News Room

News-Journal (Daytona Beach, Florida): 8 is Enough; That many prime-time promises over 4 years haven't begun to fix the president's broken Iraq

September 14, 2007

House Speaker Nancy Pelosi was right to cut off President Bush in their White House meeting earlier this week. Somebody has to.

Bush was beginning to describe how he's about to pull back some American troops in Iraq. "No you're not," Pelosi corrected him. "You're just going back to the pre-surge level." Of course he is. That's not a pull-back. It's a resumption of business as usual. If you can call a reduction of 5,700 troops by year's end a reduction. Troop levels fluctuate more than that month-over-month regardless.

Too bad somebody couldn't interrupt the president on national television last night, the eighth time in four years that he's taken to the national airwaves to defend an indefensible war and ask the nation to trust his -- what? Besides his hazardous gut, there's little left to trust.

Take his claims about the "surge." The troop increase that started in February was billed as a way to crack down on violence and give the Iraqi government more room to foster reconciliation. But we've been there before. Total coalition troop strength today, at the height of the "surge," is lower than it was at the beginning of  2005. What the "surge" masked, what President Bush never spoke about, is the hemorrhage that coalition troops have suffered since January 2005. The Ukraine, Spain, Italy, the Netherlands: They've all pulled out their troops. Britain is reducing its contingent. From a high of 25,600, non-American coalition troops are down to 11,700. Half the "surge" was merely replacement personnel.

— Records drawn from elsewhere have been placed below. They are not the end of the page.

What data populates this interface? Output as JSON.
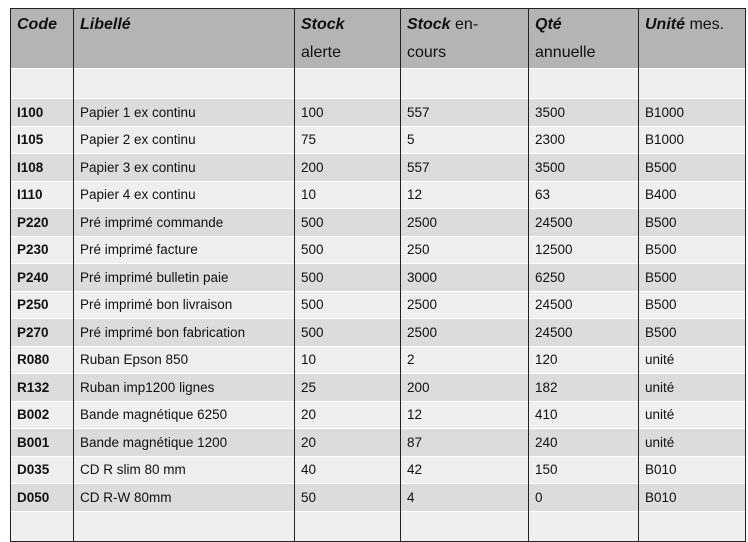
{
  "header": {
    "code": "Code",
    "libelle": "Libellé",
    "stock_alerte": {
      "bold": "Stock",
      "rest": "alerte"
    },
    "stock_encours": {
      "bold": "Stock",
      "rest1": " en-",
      "rest2": "cours"
    },
    "qte_annuelle": {
      "bold": "Qté",
      "rest": "annuelle"
    },
    "unite": {
      "bold": "Unité",
      "rest": " mes."
    }
  },
  "rows": [
    {
      "code": "I100",
      "libelle": "Papier 1 ex continu",
      "alerte": "100",
      "encours": "557",
      "qte": "3500",
      "unite": "B1000"
    },
    {
      "code": "I105",
      "libelle": "Papier 2 ex continu",
      "alerte": "75",
      "encours": "5",
      "qte": "2300",
      "unite": "B1000"
    },
    {
      "code": "I108",
      "libelle": "Papier 3 ex continu",
      "alerte": "200",
      "encours": "557",
      "qte": "3500",
      "unite": "B500"
    },
    {
      "code": "I110",
      "libelle": "Papier 4 ex continu",
      "alerte": "10",
      "encours": "12",
      "qte": "63",
      "unite": "B400"
    },
    {
      "code": "P220",
      "libelle": "Pré imprimé commande",
      "alerte": "500",
      "encours": "2500",
      "qte": "24500",
      "unite": "B500"
    },
    {
      "code": "P230",
      "libelle": "Pré imprimé facture",
      "alerte": "500",
      "encours": "250",
      "qte": "12500",
      "unite": "B500"
    },
    {
      "code": "P240",
      "libelle": "Pré imprimé bulletin paie",
      "alerte": "500",
      "encours": "3000",
      "qte": "6250",
      "unite": "B500"
    },
    {
      "code": "P250",
      "libelle": "Pré imprimé bon livraison",
      "alerte": "500",
      "encours": "2500",
      "qte": "24500",
      "unite": "B500"
    },
    {
      "code": "P270",
      "libelle": "Pré imprimé bon fabrication",
      "alerte": "500",
      "encours": "2500",
      "qte": "24500",
      "unite": "B500"
    },
    {
      "code": "R080",
      "libelle": "Ruban Epson 850",
      "alerte": "10",
      "encours": "2",
      "qte": "120",
      "unite": "unité"
    },
    {
      "code": "R132",
      "libelle": "Ruban imp1200 lignes",
      "alerte": "25",
      "encours": "200",
      "qte": "182",
      "unite": "unité"
    },
    {
      "code": "B002",
      "libelle": "Bande magnétique 6250",
      "alerte": "20",
      "encours": "12",
      "qte": "410",
      "unite": "unité"
    },
    {
      "code": "B001",
      "libelle": "Bande magnétique 1200",
      "alerte": "20",
      "encours": "87",
      "qte": "240",
      "unite": "unité"
    },
    {
      "code": "D035",
      "libelle": "CD R slim 80 mm",
      "alerte": "40",
      "encours": "42",
      "qte": "150",
      "unite": "B010"
    },
    {
      "code": "D050",
      "libelle": "CD R-W 80mm",
      "alerte": "50",
      "encours": "4",
      "qte": "0",
      "unite": "B010"
    }
  ]
}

And that draw-down Bush is promising? It's not a choice. He has to pull back. He already extended troop deployments from 12 to 15 months. Short of another extension, which would be politically deadly, brigades have to be rotated home almost immediately. A further reduction will be forced on the military regardless of political wishes next spring. As The Associated Press reported in mid-August, "The Army's 38 available combat units are deployed, just returning home or already tapped to go to Iraq, Afghanistan or elsewhere, leaving no fresh troops to replace five extra brigades that President Bush sent to Baghdad this year, according to interviews and military documents."

In short, the American military is tapped out. It's not hype, but fact, to say that current deployments are endangering American security for leaving the country vulnerable to the unexpected.

Progress in Iraq? Only if you believe the numbers Bush and Gen. David Petraeus have been peddling around this week. But those numbers of allegedly decreasing violence don't track significant Sunni-Sunni violence or Shiite-Shiite violence. The Government Accountability Office also found that the White House's claim of decreasing sectarian violence could not be verified. And the overall death toll continues to rise. The presence of American troops is supposedly preventing an outright civil war. It's equally possible that it's inflaming violence by giving various militias and insurgent groups cover for their violent agendas.

Bush's perspective is even more deceitful for centering on American concerns. Here's the consequence of Bush's war that Iraqis are contending with. Today, despite the surge, up to 2.4 million Iraqis are refugees abroad, and 1.1 million are internal refugees, forcibly displaced from their homes. That's 13 percent of the nation's population, including 40 percent of its professional class - - uprooted or gone. Baghdad residents get an average of six hours of electricity per day (down from 16 to 24 before the war). Residents elsewhere get an average of 10.3 hours (up from four to eight hours in 2003).

Unemployment is as high as 40 percent. Inflation is running at 50 percent. Just 30 percent of Iraq's school-age students are in class. Sixteen of 36 ministers in the national government have either quit or are boycotting meetings. And 60,000 Iraqis are in Iraqi or American prisons (the peak prison population in 2003? 10,000).

That is what Bush calls "the way forward."

Pelosi was too kind to Bush, especially now that he is exclusively in time-scrounging mode until the next president inherits his catastrophe.